Тем не менее она отвечала: «К вашим услугам, сэр» – и присела с видом совершенного уважения, приближаясь к нему. Она не была такой женщиной, которая стала бы дурно обращаться с старшими и действовать вопреки катехизису приличий без строгого к нему возбуждения.

– Ваш муж дома, мистрис Пойзер?

– Да, сэр, только он на дворе, где копна. Я сию минуту пошлю за ним. Не угодно ли вам сойти с лошади и войти в дом?

– Благодарю вас. Я так и сделаю. Мне хотелось бы посоветоваться с ним об одном дельце, но оно относится и до вас в такой же степени, если только не более.
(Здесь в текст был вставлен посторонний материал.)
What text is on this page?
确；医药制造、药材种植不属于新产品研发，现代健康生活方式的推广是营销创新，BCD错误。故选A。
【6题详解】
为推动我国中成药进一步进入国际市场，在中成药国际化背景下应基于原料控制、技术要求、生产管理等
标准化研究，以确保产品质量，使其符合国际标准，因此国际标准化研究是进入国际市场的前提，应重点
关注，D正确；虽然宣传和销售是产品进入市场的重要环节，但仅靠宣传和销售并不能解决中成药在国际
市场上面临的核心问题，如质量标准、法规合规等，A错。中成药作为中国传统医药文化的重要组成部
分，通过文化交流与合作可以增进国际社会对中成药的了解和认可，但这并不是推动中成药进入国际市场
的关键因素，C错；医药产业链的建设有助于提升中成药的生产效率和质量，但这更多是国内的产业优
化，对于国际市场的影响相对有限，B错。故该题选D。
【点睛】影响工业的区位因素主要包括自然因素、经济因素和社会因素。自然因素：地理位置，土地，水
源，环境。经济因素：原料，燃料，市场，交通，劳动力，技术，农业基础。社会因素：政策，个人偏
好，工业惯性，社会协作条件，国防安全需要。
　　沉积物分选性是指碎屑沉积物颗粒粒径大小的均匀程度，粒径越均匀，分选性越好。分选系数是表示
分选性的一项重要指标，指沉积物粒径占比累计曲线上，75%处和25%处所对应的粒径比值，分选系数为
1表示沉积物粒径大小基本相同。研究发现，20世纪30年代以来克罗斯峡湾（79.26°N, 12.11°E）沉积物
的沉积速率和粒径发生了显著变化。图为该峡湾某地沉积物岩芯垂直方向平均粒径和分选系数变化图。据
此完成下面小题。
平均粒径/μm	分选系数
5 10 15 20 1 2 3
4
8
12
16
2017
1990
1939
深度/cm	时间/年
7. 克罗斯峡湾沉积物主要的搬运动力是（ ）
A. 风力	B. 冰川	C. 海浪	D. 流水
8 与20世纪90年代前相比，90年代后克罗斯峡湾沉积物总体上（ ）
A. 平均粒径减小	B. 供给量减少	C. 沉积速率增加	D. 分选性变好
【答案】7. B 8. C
Я хотел бы знать и ваше мнение.

– Хетти, сбегай за дядей и позови его сюда, – сказала мистрис Пойзер, когда они вошли в дом и старый джентльмен низко поклонился в ответ на приветствие Хетти, между тем как Тотти, зная, что ее передник был выпачкан вареньем из крыжовника, стояла, прислонясь лицом к большим часам, и посматривала оттуда только украдкой.

– Что за прелесть эта старая кухня! – сказал мистер Дон-ниторн, осматриваясь кругом с удовольствием. Он говорил всегда так же обдуманно, мерно, вежливо, все равно были ли его слова сладки как сахар или ядовиты. – И как вы удивительно чисто содержите ее, мистрис Пойзер! Знаете ли, я люблю ваш дом больше всех других в имении.

– В таком случае, сэр, если он действительно так нравится вам, то я была бы очень рада, если б вы приказали сделать в нем кой-какие починки. Обшивка в таком положении, что нам от крыс и мышей просто житья нет, а в погребе вода будет вам по колено, если вам угодно посмотреть, но я полагаю, что вы поверите мне и на слово. Не угодно ли вам присесть, сэр?

– Нет еще, я должен видеть вашу сырню. Я не видел ее несколько лет, а между тем все решительно не могут нахвалиться вашим прекрасным сыром и маслом, – сказал сквайр, вежливо показывая вид, что не думает, будто мог существовать какой-нибудь вопрос, в котором он и мистрис Пойзер были бы несогласны между собою. – Кажется, я вижу, что дверь отперта вот там. Вы не должны удивляться, если я брошу завистливый взгляд на ваши сливки и масло. Я уж никак не думаю, чтоб сливки и масло мистрис Сачелль выдержали какое-нибудь сравнение с вашими.